If I wanted to count the shelves that contain the 'A123' item instead of calculating their average quantity, SQL also provides a simple to use function for that: COUNT. The syntax is similar to AVG in every way, right down to the ALL and DISTINCT keywords. The difference is, other than the obvious operation that is executed, you can use COUNT for any type of expression, while AVG only works with numeric expressions or fields. Here's a simple count scenario: I want to count how many shelves in warehouse 333 contain item 'A123':


SELECT            ItemID

            , COUNT(ShelfID)

FROM        InvMst

WHERE       ItemID = 'A123'

            AND WHID = 333



Here, the DISTINCT keyword is more relevant, because in a COUNT it might make sense to eliminate the duplicates. COUNT is commonly used to return the number of rows in a table; again using the InvMst table as an example, I'd use the following to calculate how many records InvMst has:


SELECT            COUNT(*)

FROM        InvMst


Note that COUNT returns a DECIMAL(15, 0) field; you need to use COUNT_BIG when the expected result is greater than the maximum value of an integer. COUNT_BIG works exactly like COUNT, with the difference that it can return a DECIMAL(31, 0) value as maximum output.

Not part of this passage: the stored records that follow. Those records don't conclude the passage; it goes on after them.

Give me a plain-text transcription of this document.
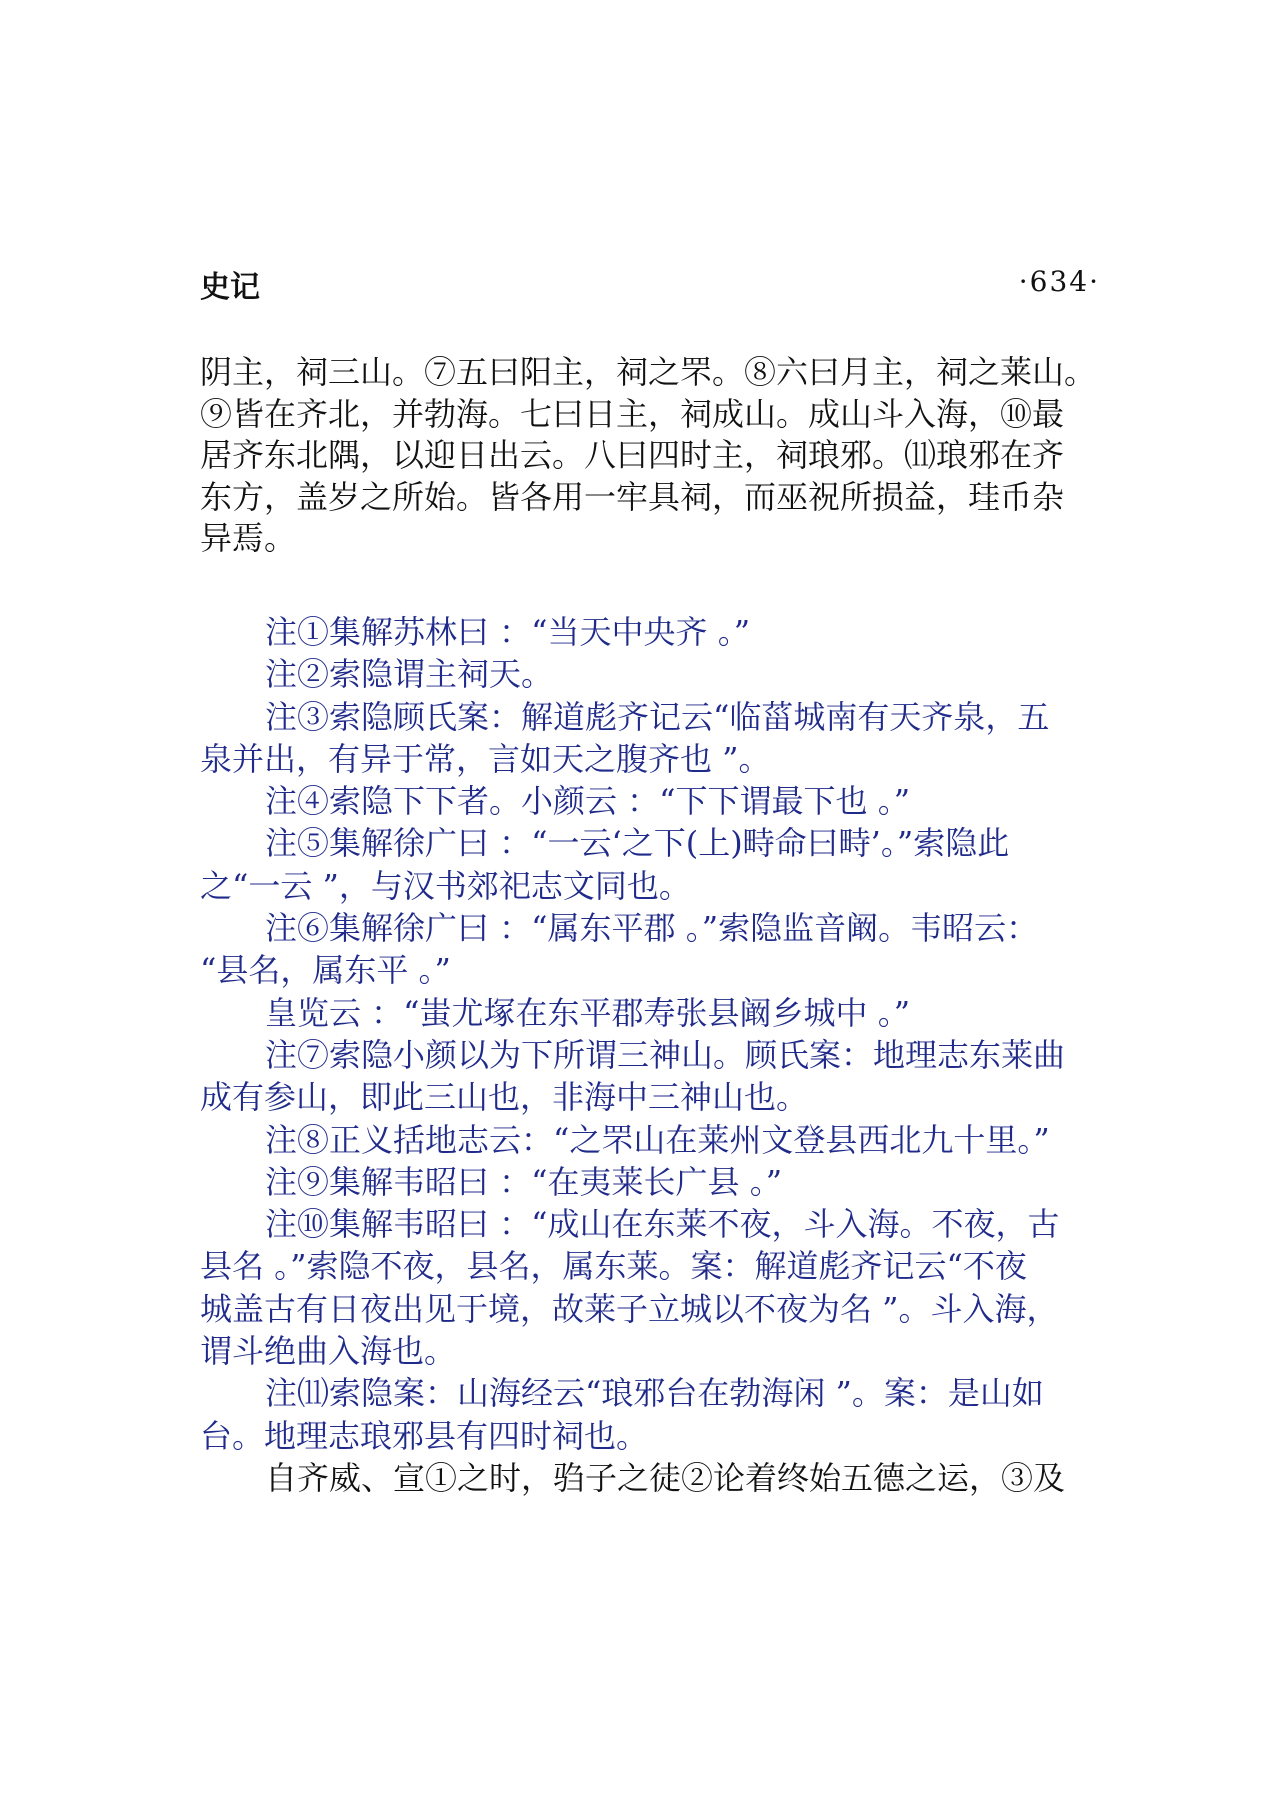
史记	·634·
阴主，祠三山。⑦五曰阳主，祠之罘。⑧六曰月主，祠之莱山。
⑨皆在齐北，并勃海。七曰日主，祠成山。成山斗入海，⑩最
居齐东北隅，以迎日出云。八曰四时主，祠琅邪。⑾琅邪在齐
东方，盖岁之所始。皆各用一牢具祠，而巫祝所损益，珪币杂
异焉。
注①集解苏林曰 ：“当天中央齐 。”
注②索隐谓主祠天。
注③索隐顾氏案：解道彪齐记云“临菑城南有天齐泉，五
泉并出，有异于常，言如天之腹齐也 ”。
注④索隐下下者。小颜云 ：“下下谓最下也 。”
注⑤集解徐广曰 ：“一云‘之下(上)畤命曰畤’。”索隐此
之“一云 ”，与汉书郊祀志文同也。
注⑥集解徐广曰 ：“属东平郡 。”索隐监音阚。韦昭云：
“县名，属东平 。”
皇览云 ：“蚩尤塚在东平郡寿张县阚乡城中 。”
注⑦索隐小颜以为下所谓三神山。顾氏案：地理志东莱曲
成有参山，即此三山也，非海中三神山也。
注⑧正义括地志云：“之罘山在莱州文登县西北九十里。”
注⑨集解韦昭曰 ：“在夷莱长广县 。”
注⑩集解韦昭曰 ：“成山在东莱不夜，斗入海。不夜，古
县名 。”索隐不夜，县名，属东莱。案：解道彪齐记云“不夜
城盖古有日夜出见于境，故莱子立城以不夜为名 ”。斗入海，
谓斗绝曲入海也。
注⑾索隐案：山海经云“琅邪台在勃海闲 ”。案：是山如
台。地理志琅邪县有四时祠也。
自齐威、宣①之时，驺子之徒②论着终始五德之运，③及
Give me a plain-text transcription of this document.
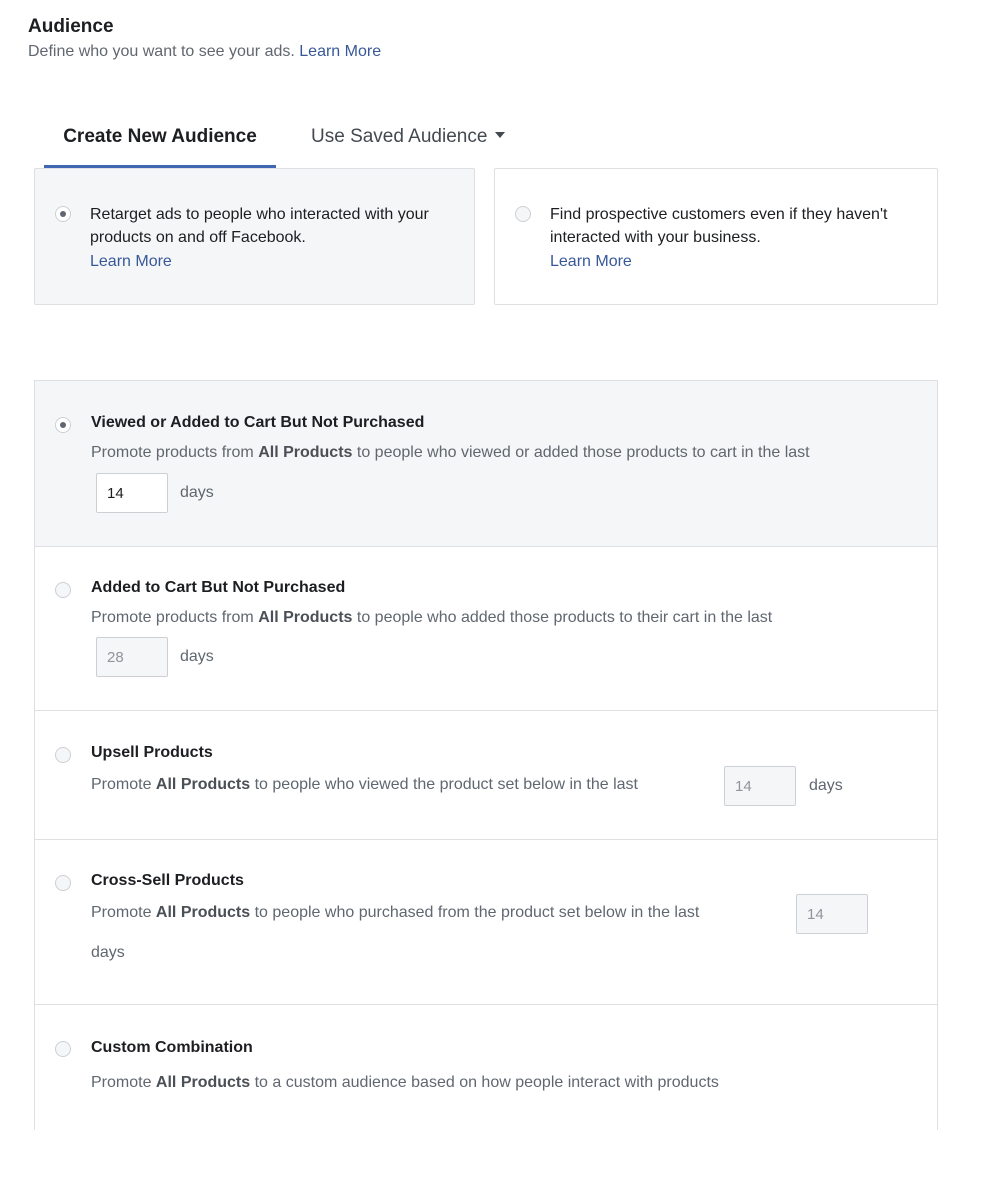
Audience
Define who you want to see your ads. Learn More
Create New Audience	Use Saved Audience
Retarget ads to people who interacted with your products on and off Facebook.
Learn More
Find prospective customers even if they haven't interacted with your business.
Learn More
Viewed or Added to Cart But Not Purchased
Promote products from All Products to people who viewed or added those products to cart in the last
14
days
Added to Cart But Not Purchased
Promote products from All Products to people who added those products to their cart in the last
28
days
Upsell Products
Promote All Products to people who viewed the product set below in the last
14	days
Cross-Sell Products
Promote All Products to people who purchased from the product set below in the last
14
days
Custom Combination
Promote All Products to a custom audience based on how people interact with products
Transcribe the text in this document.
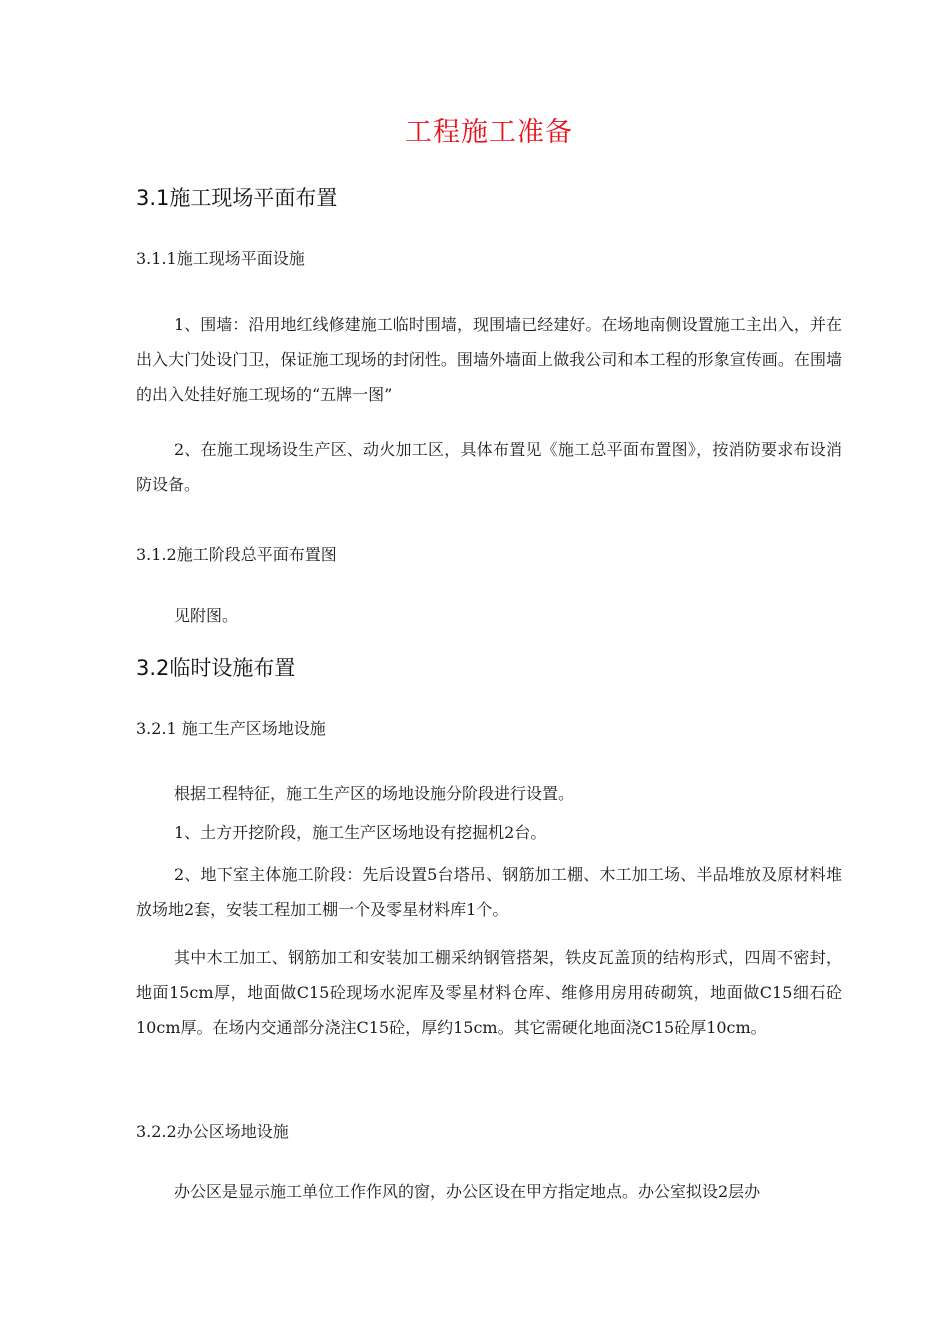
工程施工准备
3.1施工现场平面布置
3.1.1施工现场平面设施

1、围墙：沿用地红线修建施工临时围墙，现围墙已经建好。在场地南侧设置施工主出入，并在出入大门处设门卫，保证施工现场的封闭性。围墙外墙面上做我公司和本工程的形象宣传画。在围墙的出入处挂好施工现场的“五牌一图”

2、在施工现场设生产区、动火加工区，具体布置见《施工总平面布置图》，按消防要求布设消防设备。

3.1.2施工阶段总平面布置图

见附图。

3.2临时设施布置
3.2.1 施工生产区场地设施

根据工程特征，施工生产区的场地设施分阶段进行设置。

1、土方开挖阶段，施工生产区场地设有挖掘机2台。

2、地下室主体施工阶段：先后设置5台塔吊、钢筋加工棚、木工加工场、半品堆放及原材料堆放场地2套，安装工程加工棚一个及零星材料库1个。

其中木工加工、钢筋加工和安装加工棚采纳钢管搭架，铁皮瓦盖顶的结构形式，四周不密封，地面15cm厚，地面做C15砼现场水泥库及零星材料仓库、维修用房用砖砌筑，地面做C15细石砼10cm厚。在场内交通部分浇注C15砼，厚约15cm。其它需硬化地面浇C15砼厚10cm。

3.2.2办公区场地设施

办公区是显示施工单位工作作风的窗，办公区设在甲方指定地点。办公室拟设2层办
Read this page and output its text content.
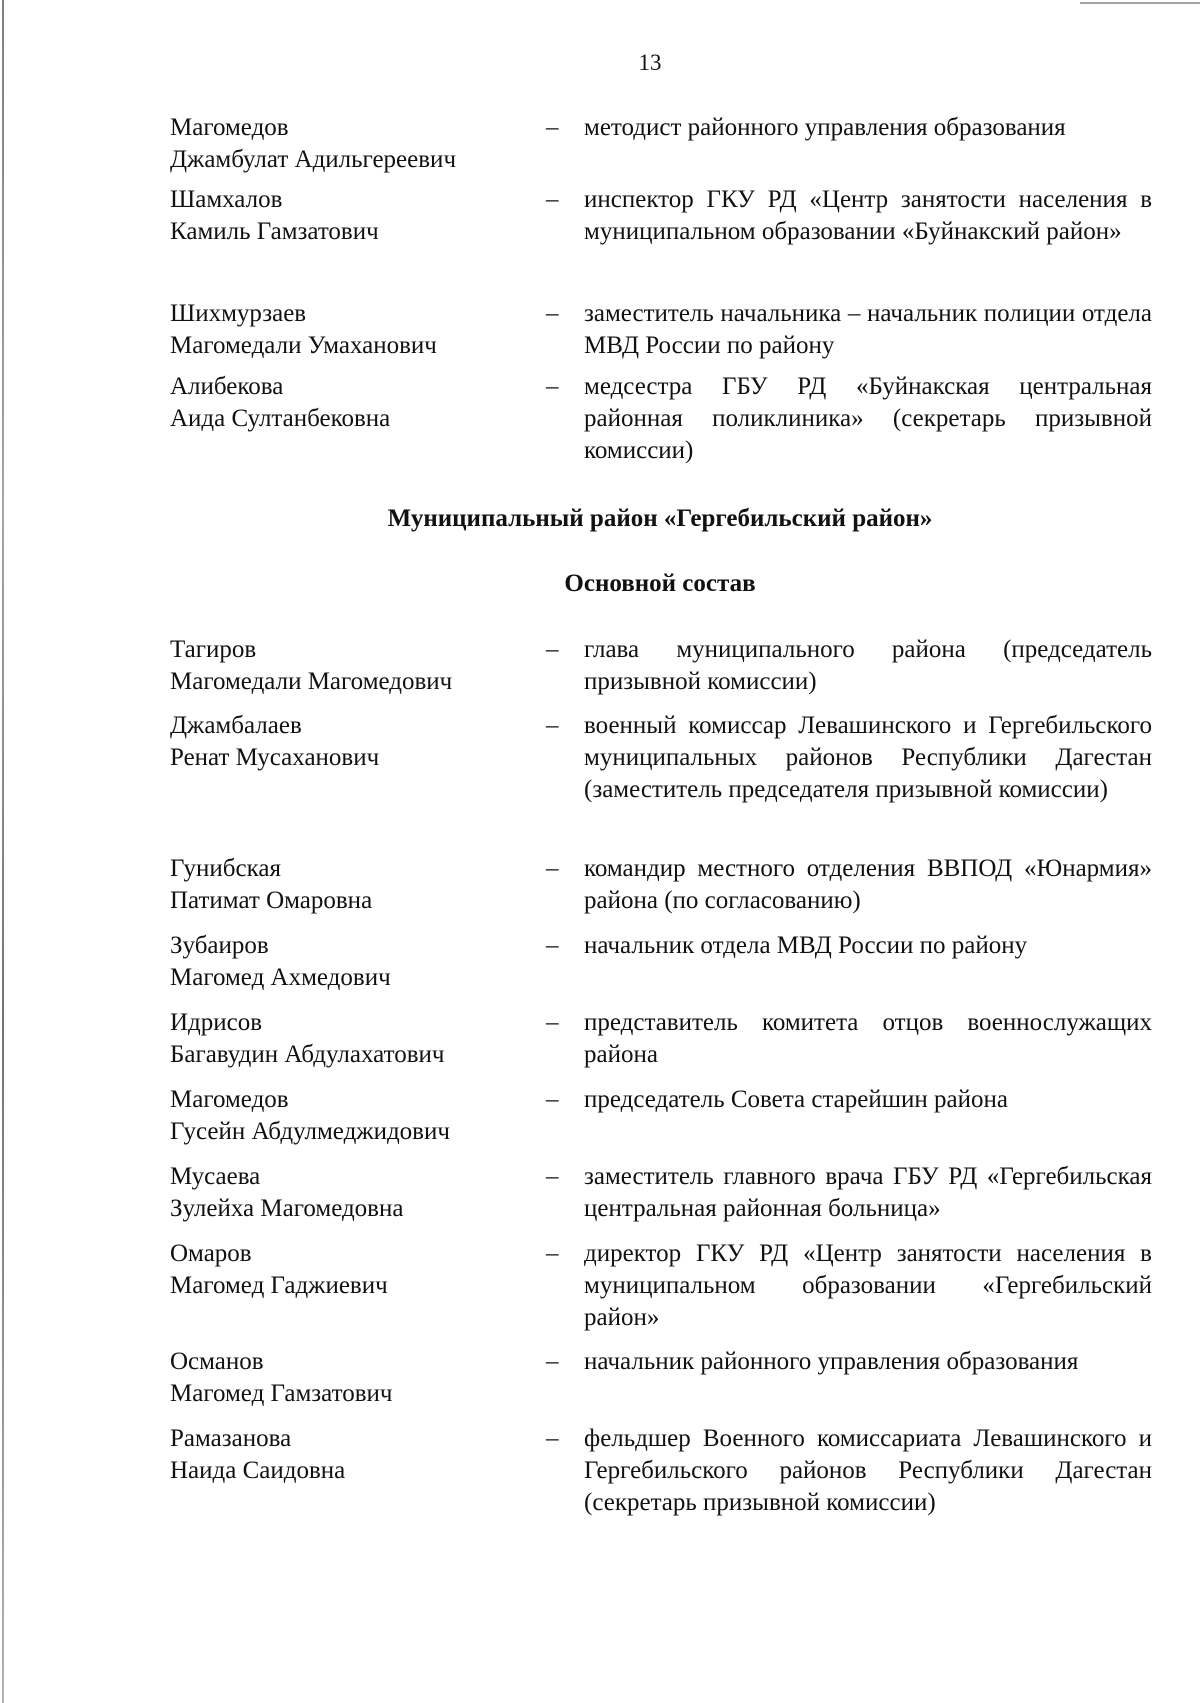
13
Магомедов
Джамбулат Адильгереевич
– методист районного управления образования
Шамхалов
Камиль Гамзатович
– инспектор ГКУ РД «Центр занятости населения в муниципальном образовании «Буйнакский район»
Шихмурзаев
Магомедали Умаханович
– заместитель начальника – начальник полиции отдела МВД России по району
Алибекова
Аида Султанбековна
– медсестра ГБУ РД «Буйнакская центральная районная поликлиника» (секретарь призывной комиссии)
Муниципальный район «Гергебильский район»
Основной состав
Тагиров
Магомедали Магомедович
– глава муниципального района (председатель призывной комиссии)
Джамбалаев
Ренат Мусаханович
– военный комиссар Левашинского и Гергебильского муниципальных районов Республики Дагестан (заместитель председателя призывной комиссии)
Гунибская
Патимат Омаровна
– командир местного отделения ВВПОД «Юнармия» района (по согласованию)
Зубаиров
Магомед Ахмедович
– начальник отдела МВД России по району
Идрисов
Багавудин Абдулахатович
– представитель комитета отцов военнослужащих района
Магомедов
Гусейн Абдулмеджидович
– председатель Совета старейшин района
Мусаева
Зулейха Магомедовна
– заместитель главного врача ГБУ РД «Гергебильская центральная районная больница»
Омаров
Магомед Гаджиевич
– директор ГКУ РД «Центр занятости населения в муниципальном образовании «Гергебильский район»
Османов
Магомед Гамзатович
– начальник районного управления образования
Рамазанова
Наида Саидовна
– фельдшер Военного комиссариата Левашинского и Гергебильского районов Республики Дагестан (секретарь призывной комиссии)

Some other times, you just need the maximum or minimum of a set of values. You can use MAX and MIN, respectively, to get those results. These two functions are similar to COUNT in every way, but using the DISTINCT keyword has no practical effect. If I wanted to return the minimum and maximum expiration dates of item 'A123' in warehouse 333, regardless of the shelf it sits in, I'd use the following statement:


SELECT            MIN(ItemQty)

            , MAX(ItemQty)

FROM        InvMst

WHERE       WHID = 333


As you can see from this example, you can use multiple column functions in the same statement. However, due to their specific nature, some are not compatible with each other and can't be used together.


Now that you're getting the hang of it, the next articles will discuss the scalar functions. Don't know what they are? Well, here's a sneak peek of what's coming: a scalar function takes input arguments and returns a single value result. The restrictions on the use of aggregate functions do not apply to scalar functions, because a scalar function is applied to single parameter values rather than to sets of values.